Limitation of this study

Since only 249 RTx recipients filled in the questionnaire, of which only 164 (65.9%) gave interviews, the generalizability of this study’s findings are limited. In addition, the high prevalence of RTx recipients in the “poor SQ (PSQI > 5) & and excessive DS (ESS ≥ 6)” group showing an increasing proportion along the study steps, limits the significance and comparability of the presumed sleep diagnoses.

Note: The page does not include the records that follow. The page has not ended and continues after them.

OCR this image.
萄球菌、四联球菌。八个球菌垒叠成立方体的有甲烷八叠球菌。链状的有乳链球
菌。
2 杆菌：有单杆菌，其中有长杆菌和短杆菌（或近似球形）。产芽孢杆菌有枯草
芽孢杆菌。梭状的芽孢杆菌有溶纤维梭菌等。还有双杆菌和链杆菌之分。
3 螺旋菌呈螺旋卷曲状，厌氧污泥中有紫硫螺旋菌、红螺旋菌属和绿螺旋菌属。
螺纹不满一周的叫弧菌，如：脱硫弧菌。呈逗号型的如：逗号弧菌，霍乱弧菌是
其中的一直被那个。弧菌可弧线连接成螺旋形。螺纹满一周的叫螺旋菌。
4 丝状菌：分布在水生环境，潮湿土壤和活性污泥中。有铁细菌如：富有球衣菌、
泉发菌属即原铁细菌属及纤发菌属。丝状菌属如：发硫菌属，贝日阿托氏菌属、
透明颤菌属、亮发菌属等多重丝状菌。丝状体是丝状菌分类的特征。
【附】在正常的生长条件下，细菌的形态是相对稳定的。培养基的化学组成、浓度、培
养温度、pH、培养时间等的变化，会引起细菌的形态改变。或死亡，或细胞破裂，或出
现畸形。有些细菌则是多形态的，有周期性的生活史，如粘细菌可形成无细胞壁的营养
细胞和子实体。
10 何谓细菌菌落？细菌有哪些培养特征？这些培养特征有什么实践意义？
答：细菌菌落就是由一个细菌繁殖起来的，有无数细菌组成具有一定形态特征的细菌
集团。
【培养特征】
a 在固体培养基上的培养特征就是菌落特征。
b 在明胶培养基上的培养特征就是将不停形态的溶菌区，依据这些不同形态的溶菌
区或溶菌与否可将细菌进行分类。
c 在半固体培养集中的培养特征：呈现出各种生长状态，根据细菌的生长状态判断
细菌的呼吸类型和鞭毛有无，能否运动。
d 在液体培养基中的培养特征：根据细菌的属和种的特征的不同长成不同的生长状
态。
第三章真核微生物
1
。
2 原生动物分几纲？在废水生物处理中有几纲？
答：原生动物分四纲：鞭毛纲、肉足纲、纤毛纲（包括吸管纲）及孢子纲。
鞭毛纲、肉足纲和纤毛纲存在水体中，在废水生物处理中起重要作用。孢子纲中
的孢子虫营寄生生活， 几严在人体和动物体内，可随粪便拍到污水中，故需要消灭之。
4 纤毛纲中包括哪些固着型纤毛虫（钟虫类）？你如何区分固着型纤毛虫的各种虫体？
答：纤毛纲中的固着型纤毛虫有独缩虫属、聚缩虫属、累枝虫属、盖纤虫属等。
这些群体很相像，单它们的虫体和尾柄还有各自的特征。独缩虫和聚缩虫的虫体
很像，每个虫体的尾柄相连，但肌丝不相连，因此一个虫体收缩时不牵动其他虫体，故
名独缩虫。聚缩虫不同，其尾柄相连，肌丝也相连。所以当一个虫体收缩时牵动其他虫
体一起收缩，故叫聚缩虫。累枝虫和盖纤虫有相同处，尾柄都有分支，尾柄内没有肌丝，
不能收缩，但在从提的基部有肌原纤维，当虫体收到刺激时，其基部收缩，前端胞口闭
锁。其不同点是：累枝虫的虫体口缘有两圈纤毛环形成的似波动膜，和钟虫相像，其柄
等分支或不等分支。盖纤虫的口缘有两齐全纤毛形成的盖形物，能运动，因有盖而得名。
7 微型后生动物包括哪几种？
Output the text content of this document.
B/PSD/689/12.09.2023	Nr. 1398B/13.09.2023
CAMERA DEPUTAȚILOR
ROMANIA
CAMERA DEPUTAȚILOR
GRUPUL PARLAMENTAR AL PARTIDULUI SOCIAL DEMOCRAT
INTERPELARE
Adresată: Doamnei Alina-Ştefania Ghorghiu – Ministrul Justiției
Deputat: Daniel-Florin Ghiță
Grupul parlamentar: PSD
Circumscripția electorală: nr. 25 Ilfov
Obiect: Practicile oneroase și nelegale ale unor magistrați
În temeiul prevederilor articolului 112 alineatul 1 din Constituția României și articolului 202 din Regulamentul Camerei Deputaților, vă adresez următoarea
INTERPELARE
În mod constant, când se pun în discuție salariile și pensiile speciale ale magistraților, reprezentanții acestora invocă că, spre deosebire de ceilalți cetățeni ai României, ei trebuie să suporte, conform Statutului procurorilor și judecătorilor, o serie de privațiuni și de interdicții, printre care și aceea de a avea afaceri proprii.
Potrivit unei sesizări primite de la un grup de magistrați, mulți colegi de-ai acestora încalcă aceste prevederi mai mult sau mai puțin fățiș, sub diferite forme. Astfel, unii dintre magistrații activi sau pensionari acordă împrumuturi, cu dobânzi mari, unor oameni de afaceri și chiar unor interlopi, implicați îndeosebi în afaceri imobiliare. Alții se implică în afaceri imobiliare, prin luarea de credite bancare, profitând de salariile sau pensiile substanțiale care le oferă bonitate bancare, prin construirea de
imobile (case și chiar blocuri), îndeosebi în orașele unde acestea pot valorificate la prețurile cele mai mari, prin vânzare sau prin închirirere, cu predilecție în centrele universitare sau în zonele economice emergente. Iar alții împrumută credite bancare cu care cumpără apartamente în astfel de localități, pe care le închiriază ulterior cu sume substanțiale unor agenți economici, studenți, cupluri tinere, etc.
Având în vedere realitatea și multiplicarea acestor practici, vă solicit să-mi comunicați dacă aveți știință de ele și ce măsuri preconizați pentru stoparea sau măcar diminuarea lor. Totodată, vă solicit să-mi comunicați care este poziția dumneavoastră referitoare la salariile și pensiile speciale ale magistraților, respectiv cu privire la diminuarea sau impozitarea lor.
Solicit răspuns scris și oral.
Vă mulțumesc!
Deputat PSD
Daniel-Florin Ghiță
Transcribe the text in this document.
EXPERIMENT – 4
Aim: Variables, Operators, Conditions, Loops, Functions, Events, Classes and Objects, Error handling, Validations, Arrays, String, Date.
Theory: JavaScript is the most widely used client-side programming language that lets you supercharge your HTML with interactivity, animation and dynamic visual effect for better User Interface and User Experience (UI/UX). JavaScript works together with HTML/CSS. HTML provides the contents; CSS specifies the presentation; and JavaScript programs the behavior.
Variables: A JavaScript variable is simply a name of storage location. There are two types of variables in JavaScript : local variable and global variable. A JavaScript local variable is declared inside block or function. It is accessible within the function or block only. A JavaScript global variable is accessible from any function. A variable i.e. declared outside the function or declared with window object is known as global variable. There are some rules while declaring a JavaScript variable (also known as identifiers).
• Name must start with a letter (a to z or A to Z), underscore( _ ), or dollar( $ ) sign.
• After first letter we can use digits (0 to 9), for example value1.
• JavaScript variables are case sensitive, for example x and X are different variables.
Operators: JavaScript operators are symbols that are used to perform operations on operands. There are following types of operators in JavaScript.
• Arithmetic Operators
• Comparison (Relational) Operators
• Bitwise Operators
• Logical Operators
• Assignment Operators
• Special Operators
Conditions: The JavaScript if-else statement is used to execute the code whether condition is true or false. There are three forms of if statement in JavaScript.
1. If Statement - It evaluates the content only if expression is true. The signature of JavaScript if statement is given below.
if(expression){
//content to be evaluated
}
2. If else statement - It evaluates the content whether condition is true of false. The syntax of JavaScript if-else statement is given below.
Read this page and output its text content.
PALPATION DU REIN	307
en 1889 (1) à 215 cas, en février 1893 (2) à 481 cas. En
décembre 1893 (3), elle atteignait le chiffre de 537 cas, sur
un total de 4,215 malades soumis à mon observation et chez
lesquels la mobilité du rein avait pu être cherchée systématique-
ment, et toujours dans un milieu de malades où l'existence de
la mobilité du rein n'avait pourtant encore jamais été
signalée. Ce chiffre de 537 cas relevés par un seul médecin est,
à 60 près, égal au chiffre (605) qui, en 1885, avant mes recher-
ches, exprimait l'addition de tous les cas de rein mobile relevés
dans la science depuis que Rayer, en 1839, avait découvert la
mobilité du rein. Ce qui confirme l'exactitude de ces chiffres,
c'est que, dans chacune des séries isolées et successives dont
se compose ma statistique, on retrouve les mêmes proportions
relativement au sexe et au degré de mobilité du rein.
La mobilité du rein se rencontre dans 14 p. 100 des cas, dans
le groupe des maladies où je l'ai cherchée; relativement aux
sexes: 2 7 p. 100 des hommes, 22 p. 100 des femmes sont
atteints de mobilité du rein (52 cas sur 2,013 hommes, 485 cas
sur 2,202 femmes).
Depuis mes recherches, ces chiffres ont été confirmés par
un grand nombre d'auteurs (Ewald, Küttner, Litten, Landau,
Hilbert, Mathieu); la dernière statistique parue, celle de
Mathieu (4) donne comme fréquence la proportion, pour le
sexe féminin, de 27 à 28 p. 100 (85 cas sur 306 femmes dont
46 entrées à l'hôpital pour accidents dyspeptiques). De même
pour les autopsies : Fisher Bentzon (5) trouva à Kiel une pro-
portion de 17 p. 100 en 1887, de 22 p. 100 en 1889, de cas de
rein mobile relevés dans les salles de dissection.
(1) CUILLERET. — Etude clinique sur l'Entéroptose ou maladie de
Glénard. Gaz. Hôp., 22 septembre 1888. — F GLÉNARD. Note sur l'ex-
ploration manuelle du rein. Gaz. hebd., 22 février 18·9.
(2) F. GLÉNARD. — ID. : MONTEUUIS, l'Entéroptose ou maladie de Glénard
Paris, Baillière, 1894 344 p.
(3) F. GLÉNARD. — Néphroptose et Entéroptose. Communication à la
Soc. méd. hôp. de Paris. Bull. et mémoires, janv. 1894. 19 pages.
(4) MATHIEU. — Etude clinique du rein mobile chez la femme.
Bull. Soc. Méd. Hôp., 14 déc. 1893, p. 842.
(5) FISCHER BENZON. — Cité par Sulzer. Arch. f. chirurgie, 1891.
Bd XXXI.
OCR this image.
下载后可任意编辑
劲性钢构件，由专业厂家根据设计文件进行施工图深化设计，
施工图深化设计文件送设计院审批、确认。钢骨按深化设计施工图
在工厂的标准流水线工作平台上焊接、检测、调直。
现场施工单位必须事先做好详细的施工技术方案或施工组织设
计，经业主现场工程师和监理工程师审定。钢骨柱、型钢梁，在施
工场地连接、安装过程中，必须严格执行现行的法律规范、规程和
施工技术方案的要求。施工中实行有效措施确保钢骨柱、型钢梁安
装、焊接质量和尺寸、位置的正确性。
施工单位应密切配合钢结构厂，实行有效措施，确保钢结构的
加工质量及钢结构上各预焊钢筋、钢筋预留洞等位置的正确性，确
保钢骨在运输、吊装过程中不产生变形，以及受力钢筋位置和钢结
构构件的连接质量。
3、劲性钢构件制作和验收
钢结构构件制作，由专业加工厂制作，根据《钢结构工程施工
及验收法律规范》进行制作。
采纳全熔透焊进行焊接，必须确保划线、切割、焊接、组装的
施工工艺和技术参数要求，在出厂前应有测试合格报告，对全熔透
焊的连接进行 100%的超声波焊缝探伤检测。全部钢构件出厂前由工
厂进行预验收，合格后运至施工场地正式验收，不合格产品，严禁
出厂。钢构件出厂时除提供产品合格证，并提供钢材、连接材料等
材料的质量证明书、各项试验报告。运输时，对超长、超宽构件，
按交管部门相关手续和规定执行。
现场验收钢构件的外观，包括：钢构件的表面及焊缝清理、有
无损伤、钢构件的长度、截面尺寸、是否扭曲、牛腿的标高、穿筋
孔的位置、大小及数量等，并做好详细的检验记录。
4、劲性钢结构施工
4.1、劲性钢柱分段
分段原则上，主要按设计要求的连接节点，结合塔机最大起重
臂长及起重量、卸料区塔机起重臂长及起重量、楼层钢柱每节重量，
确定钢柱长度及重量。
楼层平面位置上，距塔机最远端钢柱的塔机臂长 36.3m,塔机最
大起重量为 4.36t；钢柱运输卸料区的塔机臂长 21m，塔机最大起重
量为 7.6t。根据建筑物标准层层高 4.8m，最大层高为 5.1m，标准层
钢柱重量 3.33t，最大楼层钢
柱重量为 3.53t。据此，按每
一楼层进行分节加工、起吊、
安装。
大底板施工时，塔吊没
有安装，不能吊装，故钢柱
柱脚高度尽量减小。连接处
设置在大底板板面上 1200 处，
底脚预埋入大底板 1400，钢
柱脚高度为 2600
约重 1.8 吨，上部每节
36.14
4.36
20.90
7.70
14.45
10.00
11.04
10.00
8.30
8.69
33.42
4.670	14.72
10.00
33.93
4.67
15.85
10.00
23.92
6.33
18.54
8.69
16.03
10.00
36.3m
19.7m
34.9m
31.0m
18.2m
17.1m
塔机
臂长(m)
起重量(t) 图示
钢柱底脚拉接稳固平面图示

Suggested further research

Further research will be necessary to develop safe interventions for RTx recipients with sleep-wake disturbances, taking into account their impaired renal function (limited organ survival), high risk of skin cancer (a side-effect of immunosuppressive treatment) and need to adhere to their medication regimens (high risk of acute graft rejection). These interventions should include education [55] regarding sleep disorders and their negative health impacts. Apart from established cognitive and behavioral interventions for insomnia, new chronotherapeutics treatments, particularly bright light therapy and melatonin supplementation [56] should be investigated. For RTx recipients, who already have a high number of medications to ingest daily, light therapy might be a realistic intervention to stabilize sleep-wake rhythms compared to melatonin supplementation (one more drug to ingest).